ICJ: I thought they were upstaged by Kreator, but I was informed that they always get upstaged, so it sort of made me want to really give them more of a chance. There was a slight delay before their set began as they attempted to get their Windows 98 laptop computer working correctly. One of the really cool things was that a member or two of the other bands were sort of mingling with the crowd after they were finished and before Nile started. When the W98 delays became unbearable, we were all treated to a very special moment when a wag from the crowd shouted, "INSTALL LINUX, PROBLEM SOLVED" and a member of Vader who was incognito among us just pulped the dude and fucking ate him.

Nile’s front man sort of has this Henry Rollins thing going on, but his hair is much longer and he seemed spawned from a much more bloodier womb. He also, during his set, felt free to put his left leg up on the railing as he cranked away his songs, like he was "at home." That wasn’t the extent of his familiarity with the crowd. I believe that at one point he referred to the chaps at the Marilyn Manson concert across the street as "motherfuckers," but then now that I think about it, he sort of called us all fuckers as well when he wanted us to go nuts. He did it without really coming off as infantile or condescending to us (it was mostly a soft crowd that night, and while Nile was a little disappointed by it, they didn’t ever whine). As a guy who grew up on pop there really wasn’t that one magic moment or hook that I could jump around upon, but after the climax of content that was Kreator, Nile was pretty solid as a curtain of sound and post-coitus gardenia.

Vitriola: At some point during the show, we had become, probably against our will, but does it really count when you’re drunk? or should you just go home and forget all about the shame and regret, only to repeat it, years later, in therapy or to some coffeehouse wingnut for a free latte, but, anyway, we had become attired in his-and-her Amon Amarth gear, Fall 2003 collection, ready-to-wear line. Seeing Robb curled up asleep in a shirt proclaiming VIKING in letters large and more fiery than a Mongolian’s beard the first day of the barbeque was somewhat shrouded by him pointing out to me that I had gone to sleep wearing a text-adventure sweatshirt. Touche. But, the question remains, Are You A Believer??

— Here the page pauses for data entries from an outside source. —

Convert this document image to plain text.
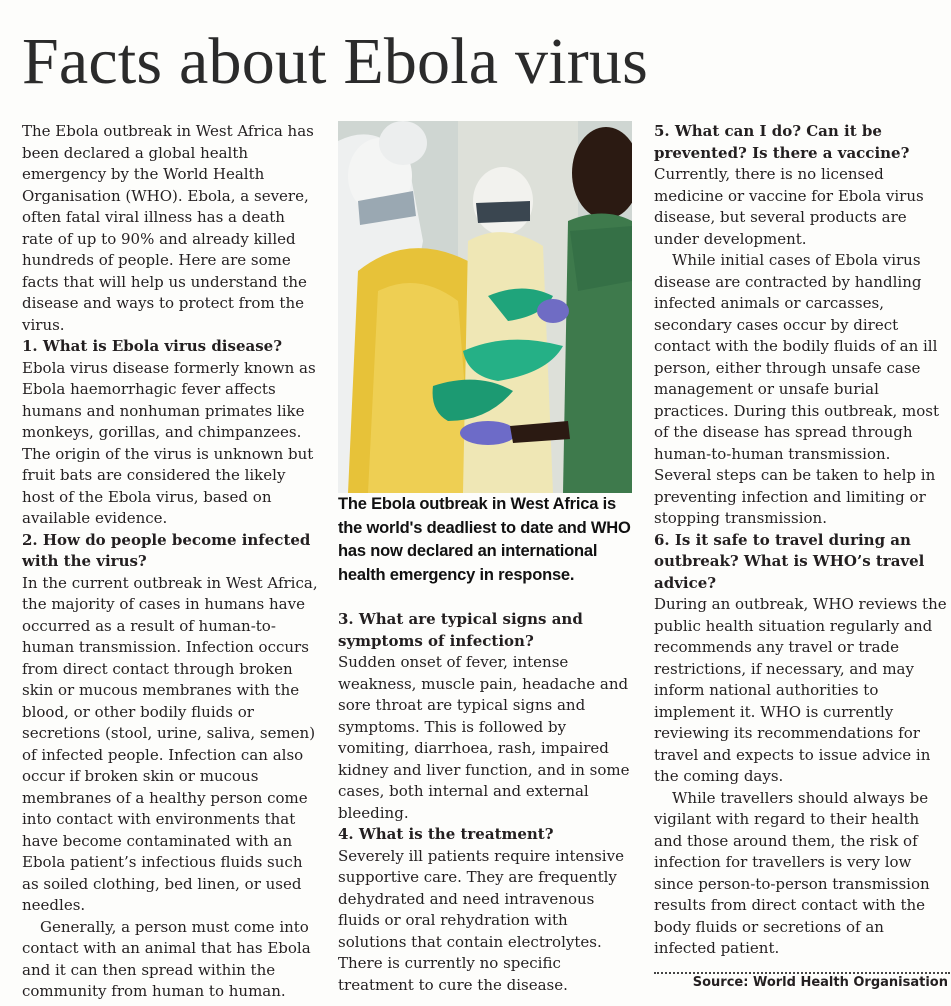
Facts about Ebola virus

The Ebola outbreak in West Africa has been declared a global health emergency by the World Health Organisation (WHO). Ebola, a severe, often fatal viral illness has a death rate of up to 90% and already killed hundreds of people. Here are some facts that will help us understand the disease and ways to protect from the virus.

1. What is Ebola virus disease?

Ebola virus disease formerly known as Ebola haemorrhagic fever affects humans and nonhuman primates like monkeys, gorillas, and chimpanzees. The origin of the virus is unknown but fruit bats are considered the likely host of the Ebola virus, based on available evidence.

2. How do people become infected with the virus?

In the current outbreak in West Africa, the majority of cases in humans have occurred as a result of human-to-human transmission. Infection occurs from direct contact through broken skin or mucous membranes with the blood, or other bodily fluids or secretions (stool, urine, saliva, semen) of infected people. Infection can also occur if broken skin or mucous membranes of a healthy person come into contact with environments that have become contaminated with an Ebola patient’s infectious fluids such as soiled clothing, bed linen, or used needles.

Generally, a person must come into contact with an animal that has Ebola and it can then spread within the community from human to human.

The Ebola outbreak in West Africa is the world's deadliest to date and WHO has now declared an international health emergency in response.

3. What are typical signs and symptoms of infection?

Sudden onset of fever, intense weakness, muscle pain, headache and sore throat are typical signs and symptoms. This is followed by vomiting, diarrhoea, rash, impaired kidney and liver function, and in some cases, both internal and external bleeding.

4. What is the treatment?

Severely ill patients require intensive supportive care. They are frequently dehydrated and need intravenous fluids or oral rehydration with solutions that contain electrolytes. There is currently no specific treatment to cure the disease.

5. What can I do? Can it be prevented? Is there a vaccine?

Currently, there is no licensed medicine or vaccine for Ebola virus disease, but several products are under development.

While initial cases of Ebola virus disease are contracted by handling infected animals or carcasses, secondary cases occur by direct contact with the bodily fluids of an ill person, either through unsafe case management or unsafe burial practices. During this outbreak, most of the disease has spread through human-to-human transmission. Several steps can be taken to help in preventing infection and limiting or stopping transmission.

6. Is it safe to travel during an outbreak? What is WHO’s travel advice?

During an outbreak, WHO reviews the public health situation regularly and recommends any travel or trade restrictions, if necessary, and may inform national authorities to implement it. WHO is currently reviewing its recommendations for travel and expects to issue advice in the coming days.

While travellers should always be vigilant with regard to their health and those around them, the risk of infection for travellers is very low since person-to-person transmission results from direct contact with the body fluids or secretions of an infected patient.

Source: World Health Organisation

ICJ: If everything had sucked I probably would have attempted to go through a whole host of sit-com like problems (Sold-out show, drat! I just called the Theatre and a water line broke, drat! Someone stole both of our cars, no, that’s not them across the street at the Safeway Brand Discount "Safe Way" Parking Lot, drat!) which stopped us from going to any shows until the Deftones came to town, seen them, and then pretended that I had mono for a really long time. But instead, I am actively looking forward to the next one. To be honest, part of this is because I feel that if I spend enough time at these things I will:

  1. Get my head lopped off by some long-haired, Satyr-legged rhythm guitarist
  2. Inhale enough foul sorcery through these shows that I will have secretly gained the power to be able to go fetch my head and place it right back on, with a new 360 degree spin powerup

… and being able to do that with my head is pretty goddamn cool. After all, I’ve really got this ever present need since we got back to see if someone – anyone – is in fact following me.

I believe, believe, believe.


About the authors: Vitriola is currently touring the country promoting a line of dishwasher-safe, tiny circus carnies and Ice Cream Jonsey is currently touring his bedroom trying to smoke out the four inch clown who nipple-tweaked him.